Davis was a convicted murderer who was put to death by the State of Georgia as punishment for the crimes of which he was found guilty. Like so many other death row inmates who were wrongly convicted of—and sometimes even executed for—crimes they did not commit, Troy Davis may well have been innocent. There was no physical evidence proving his crime, and many of the eywitnesses upon whom Davis' conviction depended later recanted their testimony, citing undue pressure from prosecutors to finger the person they had apparently already decided was responsible. In the end, however, whether or not Troy Davis was guilty or not is merely salt in the wound of a far bigger outrage.
The Catholic Church officially opposes capital punishment. This doctrine is in the same vein as those opposing abortion, birth control, and physician-assisted suicide: church doctrine dictates that life begins at conception and is a gift from God. Consequently, it is beyond the scope of any soul, no matter how high the earthly authority, to terminate a human life. It does not matter if it is legal, and it does not matter if the rationale is to relieve suffering: the taking of life is God's department, not ours.

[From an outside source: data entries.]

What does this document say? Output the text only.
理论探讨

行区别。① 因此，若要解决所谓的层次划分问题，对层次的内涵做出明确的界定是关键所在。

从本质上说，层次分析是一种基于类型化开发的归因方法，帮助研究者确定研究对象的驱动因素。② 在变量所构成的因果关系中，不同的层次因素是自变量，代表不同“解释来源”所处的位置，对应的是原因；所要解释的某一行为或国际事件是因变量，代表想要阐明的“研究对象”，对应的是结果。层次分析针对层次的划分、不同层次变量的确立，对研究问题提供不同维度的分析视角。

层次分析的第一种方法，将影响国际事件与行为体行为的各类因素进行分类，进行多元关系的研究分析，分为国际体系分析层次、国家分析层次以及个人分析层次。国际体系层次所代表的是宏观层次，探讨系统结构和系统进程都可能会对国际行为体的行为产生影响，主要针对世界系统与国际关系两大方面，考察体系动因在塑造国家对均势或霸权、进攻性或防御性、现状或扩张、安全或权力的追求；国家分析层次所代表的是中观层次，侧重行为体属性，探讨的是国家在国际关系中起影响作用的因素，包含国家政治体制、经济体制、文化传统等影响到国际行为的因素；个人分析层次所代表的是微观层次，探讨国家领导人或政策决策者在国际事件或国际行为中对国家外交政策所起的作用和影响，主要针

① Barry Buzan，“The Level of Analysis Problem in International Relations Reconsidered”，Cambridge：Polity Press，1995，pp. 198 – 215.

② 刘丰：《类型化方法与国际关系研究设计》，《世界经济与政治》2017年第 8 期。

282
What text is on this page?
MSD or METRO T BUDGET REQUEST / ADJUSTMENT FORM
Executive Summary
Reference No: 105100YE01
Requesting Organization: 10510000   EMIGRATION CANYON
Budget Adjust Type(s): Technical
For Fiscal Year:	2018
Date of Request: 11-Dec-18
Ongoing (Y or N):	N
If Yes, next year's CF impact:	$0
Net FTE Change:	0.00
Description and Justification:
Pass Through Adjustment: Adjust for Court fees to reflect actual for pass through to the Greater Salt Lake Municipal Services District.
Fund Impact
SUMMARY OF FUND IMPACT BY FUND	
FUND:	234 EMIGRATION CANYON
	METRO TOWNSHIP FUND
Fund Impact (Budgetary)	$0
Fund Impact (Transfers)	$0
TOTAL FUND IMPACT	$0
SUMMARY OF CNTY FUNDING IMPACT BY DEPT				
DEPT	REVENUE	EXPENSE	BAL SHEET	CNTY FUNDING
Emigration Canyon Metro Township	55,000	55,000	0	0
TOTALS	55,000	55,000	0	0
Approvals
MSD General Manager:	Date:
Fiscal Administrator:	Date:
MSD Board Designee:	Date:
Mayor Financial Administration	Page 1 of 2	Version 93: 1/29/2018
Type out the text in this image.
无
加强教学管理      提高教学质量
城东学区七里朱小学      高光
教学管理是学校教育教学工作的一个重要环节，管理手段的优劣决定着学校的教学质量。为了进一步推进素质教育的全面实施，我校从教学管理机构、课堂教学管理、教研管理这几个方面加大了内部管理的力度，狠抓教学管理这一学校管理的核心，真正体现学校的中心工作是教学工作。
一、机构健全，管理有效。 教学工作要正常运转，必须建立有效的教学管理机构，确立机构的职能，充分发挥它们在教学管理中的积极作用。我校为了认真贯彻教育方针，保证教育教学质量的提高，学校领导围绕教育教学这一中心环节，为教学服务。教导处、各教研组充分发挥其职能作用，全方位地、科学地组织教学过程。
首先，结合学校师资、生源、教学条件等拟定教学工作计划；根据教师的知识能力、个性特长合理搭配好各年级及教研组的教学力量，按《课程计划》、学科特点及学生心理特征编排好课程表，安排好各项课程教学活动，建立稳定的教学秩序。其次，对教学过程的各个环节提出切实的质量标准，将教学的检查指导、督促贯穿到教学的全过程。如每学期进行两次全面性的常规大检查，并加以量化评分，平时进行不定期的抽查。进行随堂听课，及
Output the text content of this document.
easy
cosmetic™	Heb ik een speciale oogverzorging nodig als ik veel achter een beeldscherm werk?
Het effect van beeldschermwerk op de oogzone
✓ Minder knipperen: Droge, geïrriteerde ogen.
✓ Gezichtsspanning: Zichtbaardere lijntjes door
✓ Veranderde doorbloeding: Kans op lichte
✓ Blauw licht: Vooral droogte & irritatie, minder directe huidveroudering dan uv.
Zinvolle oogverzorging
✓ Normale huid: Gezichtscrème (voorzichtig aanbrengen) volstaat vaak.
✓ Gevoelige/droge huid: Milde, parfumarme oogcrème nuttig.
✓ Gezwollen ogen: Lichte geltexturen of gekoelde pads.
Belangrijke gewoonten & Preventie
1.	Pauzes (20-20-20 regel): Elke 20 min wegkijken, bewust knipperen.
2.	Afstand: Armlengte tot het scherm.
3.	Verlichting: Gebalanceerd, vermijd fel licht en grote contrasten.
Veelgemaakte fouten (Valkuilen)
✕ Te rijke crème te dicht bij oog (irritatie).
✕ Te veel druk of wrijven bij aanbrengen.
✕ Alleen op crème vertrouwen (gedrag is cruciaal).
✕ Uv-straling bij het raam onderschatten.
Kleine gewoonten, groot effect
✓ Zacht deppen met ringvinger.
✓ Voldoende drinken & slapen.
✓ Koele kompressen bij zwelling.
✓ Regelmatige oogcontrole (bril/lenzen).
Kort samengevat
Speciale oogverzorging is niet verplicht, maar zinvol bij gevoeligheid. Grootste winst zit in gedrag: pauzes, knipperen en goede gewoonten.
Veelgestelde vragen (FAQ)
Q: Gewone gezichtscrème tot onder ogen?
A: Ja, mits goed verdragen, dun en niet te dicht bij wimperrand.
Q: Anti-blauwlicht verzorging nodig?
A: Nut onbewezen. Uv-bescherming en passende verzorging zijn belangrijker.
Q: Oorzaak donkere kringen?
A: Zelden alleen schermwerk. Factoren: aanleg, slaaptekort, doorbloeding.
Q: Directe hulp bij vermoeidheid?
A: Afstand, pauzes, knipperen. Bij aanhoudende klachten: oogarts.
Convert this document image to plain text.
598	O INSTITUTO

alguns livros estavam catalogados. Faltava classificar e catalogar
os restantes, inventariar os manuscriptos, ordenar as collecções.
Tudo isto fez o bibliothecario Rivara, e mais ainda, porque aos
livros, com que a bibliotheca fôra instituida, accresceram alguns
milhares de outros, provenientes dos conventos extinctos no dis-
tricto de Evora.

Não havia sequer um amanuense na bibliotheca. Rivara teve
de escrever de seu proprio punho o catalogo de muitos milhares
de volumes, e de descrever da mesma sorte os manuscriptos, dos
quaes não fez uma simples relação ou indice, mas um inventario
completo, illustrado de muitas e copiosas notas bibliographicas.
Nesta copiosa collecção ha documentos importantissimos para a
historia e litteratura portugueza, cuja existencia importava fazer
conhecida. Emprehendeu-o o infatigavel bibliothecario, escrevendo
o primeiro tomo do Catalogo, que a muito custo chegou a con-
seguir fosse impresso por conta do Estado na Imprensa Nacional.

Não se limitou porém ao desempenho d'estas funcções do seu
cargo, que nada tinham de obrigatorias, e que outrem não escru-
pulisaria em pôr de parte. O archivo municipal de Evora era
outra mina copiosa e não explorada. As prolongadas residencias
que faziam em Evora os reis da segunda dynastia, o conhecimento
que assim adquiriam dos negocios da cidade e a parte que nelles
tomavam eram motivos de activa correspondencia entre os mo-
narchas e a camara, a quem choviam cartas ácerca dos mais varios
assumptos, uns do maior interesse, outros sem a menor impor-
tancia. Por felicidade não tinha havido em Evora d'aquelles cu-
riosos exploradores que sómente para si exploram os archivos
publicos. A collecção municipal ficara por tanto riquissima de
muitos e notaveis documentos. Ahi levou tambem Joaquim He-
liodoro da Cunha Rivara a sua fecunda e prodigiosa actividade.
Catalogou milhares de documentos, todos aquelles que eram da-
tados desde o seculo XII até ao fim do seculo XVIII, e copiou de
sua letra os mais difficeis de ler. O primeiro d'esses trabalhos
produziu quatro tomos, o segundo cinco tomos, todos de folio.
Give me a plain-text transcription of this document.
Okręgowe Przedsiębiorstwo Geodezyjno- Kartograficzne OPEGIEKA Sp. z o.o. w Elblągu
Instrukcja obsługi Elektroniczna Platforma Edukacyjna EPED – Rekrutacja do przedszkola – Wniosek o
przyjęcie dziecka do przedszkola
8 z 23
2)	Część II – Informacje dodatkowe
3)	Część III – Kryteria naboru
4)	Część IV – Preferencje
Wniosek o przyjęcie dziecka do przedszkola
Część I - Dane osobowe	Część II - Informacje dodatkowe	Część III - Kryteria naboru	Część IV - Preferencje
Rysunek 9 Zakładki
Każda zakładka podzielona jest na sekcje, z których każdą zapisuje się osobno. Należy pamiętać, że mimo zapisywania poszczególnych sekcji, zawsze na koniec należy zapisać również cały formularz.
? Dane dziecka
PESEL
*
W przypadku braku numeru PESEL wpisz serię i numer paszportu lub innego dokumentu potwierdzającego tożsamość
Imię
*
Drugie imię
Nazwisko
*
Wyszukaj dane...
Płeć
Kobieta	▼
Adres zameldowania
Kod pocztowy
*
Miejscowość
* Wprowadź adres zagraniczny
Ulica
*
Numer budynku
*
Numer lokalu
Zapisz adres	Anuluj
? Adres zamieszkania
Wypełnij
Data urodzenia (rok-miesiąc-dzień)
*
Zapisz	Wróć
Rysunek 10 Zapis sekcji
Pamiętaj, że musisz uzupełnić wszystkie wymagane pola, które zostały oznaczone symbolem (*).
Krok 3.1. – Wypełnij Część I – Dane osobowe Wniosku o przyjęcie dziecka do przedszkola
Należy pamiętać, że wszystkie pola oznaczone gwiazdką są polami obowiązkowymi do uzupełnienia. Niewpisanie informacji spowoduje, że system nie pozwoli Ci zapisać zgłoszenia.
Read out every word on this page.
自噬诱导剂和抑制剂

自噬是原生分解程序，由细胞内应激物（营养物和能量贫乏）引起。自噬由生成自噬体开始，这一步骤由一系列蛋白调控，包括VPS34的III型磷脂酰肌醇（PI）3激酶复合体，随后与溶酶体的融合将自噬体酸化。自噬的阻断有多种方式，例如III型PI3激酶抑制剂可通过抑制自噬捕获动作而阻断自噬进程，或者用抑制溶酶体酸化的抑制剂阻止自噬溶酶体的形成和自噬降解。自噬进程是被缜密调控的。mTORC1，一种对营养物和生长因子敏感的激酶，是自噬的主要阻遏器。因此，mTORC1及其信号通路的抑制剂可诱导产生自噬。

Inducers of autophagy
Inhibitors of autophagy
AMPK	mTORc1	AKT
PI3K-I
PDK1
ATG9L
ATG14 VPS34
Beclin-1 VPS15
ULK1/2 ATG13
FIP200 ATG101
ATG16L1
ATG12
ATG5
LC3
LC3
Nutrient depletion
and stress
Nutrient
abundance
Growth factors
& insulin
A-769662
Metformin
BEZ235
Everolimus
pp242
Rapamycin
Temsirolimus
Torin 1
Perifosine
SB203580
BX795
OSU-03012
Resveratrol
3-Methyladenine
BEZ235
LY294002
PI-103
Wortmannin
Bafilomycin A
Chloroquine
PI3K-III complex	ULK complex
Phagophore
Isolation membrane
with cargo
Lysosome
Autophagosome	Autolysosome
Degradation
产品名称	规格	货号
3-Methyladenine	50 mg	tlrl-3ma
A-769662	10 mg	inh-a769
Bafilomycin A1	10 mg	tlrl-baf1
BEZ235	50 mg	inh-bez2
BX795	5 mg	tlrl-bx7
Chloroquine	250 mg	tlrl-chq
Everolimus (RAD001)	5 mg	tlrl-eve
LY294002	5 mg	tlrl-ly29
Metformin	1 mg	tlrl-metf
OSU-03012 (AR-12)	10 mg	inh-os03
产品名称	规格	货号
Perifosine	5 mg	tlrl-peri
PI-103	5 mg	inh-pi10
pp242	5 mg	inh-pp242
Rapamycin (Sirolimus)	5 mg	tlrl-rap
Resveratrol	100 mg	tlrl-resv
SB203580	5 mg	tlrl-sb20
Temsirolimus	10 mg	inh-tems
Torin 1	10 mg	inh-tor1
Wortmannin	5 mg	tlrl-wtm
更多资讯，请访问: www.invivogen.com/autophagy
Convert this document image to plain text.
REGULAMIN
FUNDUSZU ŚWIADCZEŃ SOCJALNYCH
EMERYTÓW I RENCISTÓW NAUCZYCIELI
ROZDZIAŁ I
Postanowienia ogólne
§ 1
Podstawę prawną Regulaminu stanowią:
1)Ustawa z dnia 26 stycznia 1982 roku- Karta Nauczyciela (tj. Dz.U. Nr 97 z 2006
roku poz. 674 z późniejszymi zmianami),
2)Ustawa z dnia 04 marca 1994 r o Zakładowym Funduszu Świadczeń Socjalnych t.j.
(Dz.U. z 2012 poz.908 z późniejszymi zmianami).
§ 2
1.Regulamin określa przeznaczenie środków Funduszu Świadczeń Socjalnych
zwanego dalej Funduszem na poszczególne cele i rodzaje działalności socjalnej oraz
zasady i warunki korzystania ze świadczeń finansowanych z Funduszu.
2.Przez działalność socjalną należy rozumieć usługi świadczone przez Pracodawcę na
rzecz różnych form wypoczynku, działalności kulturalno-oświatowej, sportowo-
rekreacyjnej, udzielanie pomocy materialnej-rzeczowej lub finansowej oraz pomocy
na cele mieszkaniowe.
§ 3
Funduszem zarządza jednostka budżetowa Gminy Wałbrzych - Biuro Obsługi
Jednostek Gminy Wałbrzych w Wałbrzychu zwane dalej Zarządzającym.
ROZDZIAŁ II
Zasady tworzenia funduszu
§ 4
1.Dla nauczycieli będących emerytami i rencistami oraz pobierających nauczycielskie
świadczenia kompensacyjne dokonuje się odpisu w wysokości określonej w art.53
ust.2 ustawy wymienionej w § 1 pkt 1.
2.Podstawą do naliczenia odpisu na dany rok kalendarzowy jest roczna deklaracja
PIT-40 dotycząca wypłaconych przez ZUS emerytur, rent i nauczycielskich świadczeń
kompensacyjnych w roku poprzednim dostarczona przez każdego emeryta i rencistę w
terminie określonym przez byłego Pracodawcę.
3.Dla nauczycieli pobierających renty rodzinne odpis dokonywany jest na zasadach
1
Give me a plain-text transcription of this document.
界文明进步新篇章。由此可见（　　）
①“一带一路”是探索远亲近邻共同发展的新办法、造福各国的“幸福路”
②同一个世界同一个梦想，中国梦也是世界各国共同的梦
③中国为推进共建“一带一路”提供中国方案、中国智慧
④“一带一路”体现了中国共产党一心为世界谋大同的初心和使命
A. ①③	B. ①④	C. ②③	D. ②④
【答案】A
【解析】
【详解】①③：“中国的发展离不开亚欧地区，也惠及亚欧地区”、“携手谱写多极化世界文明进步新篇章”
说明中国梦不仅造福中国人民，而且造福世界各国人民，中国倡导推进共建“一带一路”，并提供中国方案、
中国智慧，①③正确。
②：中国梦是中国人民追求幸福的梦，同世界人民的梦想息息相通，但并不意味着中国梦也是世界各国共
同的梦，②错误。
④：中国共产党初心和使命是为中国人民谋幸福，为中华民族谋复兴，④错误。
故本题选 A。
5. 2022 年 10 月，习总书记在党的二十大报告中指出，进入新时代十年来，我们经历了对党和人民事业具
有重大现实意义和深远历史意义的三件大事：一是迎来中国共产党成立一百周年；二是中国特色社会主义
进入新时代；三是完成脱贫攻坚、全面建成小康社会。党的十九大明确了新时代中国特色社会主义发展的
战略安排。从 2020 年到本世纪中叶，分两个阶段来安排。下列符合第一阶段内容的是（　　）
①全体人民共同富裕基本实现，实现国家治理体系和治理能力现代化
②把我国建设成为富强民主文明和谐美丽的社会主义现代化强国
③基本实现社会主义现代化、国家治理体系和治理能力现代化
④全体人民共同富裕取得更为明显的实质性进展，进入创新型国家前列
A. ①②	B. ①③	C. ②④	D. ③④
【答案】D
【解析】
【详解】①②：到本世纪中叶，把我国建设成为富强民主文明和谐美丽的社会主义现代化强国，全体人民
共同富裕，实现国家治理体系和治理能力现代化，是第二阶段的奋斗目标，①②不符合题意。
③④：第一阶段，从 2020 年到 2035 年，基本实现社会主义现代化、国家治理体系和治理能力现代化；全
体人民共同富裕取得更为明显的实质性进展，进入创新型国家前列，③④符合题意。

Yet in the middle of September, as opposition to the impending execution of Troy Davis reached a fever pitch and a singular opportunity presented itself for the Church to not just call for an act of mercy, but support a key element of doctrine, the United States Conference of Catholic Bishops was silent as the grave. Yes, some local Catholic bishops in Georgia did support the conscience of their doctrine by calling for a reprieve, but the USCCB, the organization most responsible for lobbying and policy advocacy on behalf of the Holy See here in the United States, sat idly by. The execution of a possibly innocent man was not enough to stir the bishops into action. But birth control? That's a different story altogether.
The directive of President Obama's Health and Human Services Department that requires employers to cover the cost of contraceptive prescriptions was met with outrage by the USCCB. Never before, they argued, had citizens been forced to pay for things that violated their religious conscience. Not that the Church would have been forced to cover the cost of contraceptives: churches who objected receive an exemption under the directive. The Bishops even rejected a compromise that allowed women who work for affiliated organizations, such as nonprofits and hospitals, to obtain contraceptive coverage directly from an insurer, as opposed to through their employer. Apparently, preserving the "religious conscience" of an insurance company was ground that these bishops simply would not cede.
One could commend the bishops' commitment to principle if it were based on any sincerity. Unfortunately, that seems not to be the case. Our tax dollars subsidize executions in every state where they are conducted, as well as pay for the wars and occupations that offend a true Catholic conscience, yet these bishops will not lift a finger to stop the execution of one possibly innocent man, let alone work to prevent their believers from paying for these egregious violations of doctrine.
Yes, the hypocrisy is shameful, and it serves as yet another reminder that in this mean-spirited age, the only doctrines that conservatives deem worth standing up for are those that punish and impede, rather than those that demonstrate any inkling of compassion and mercy.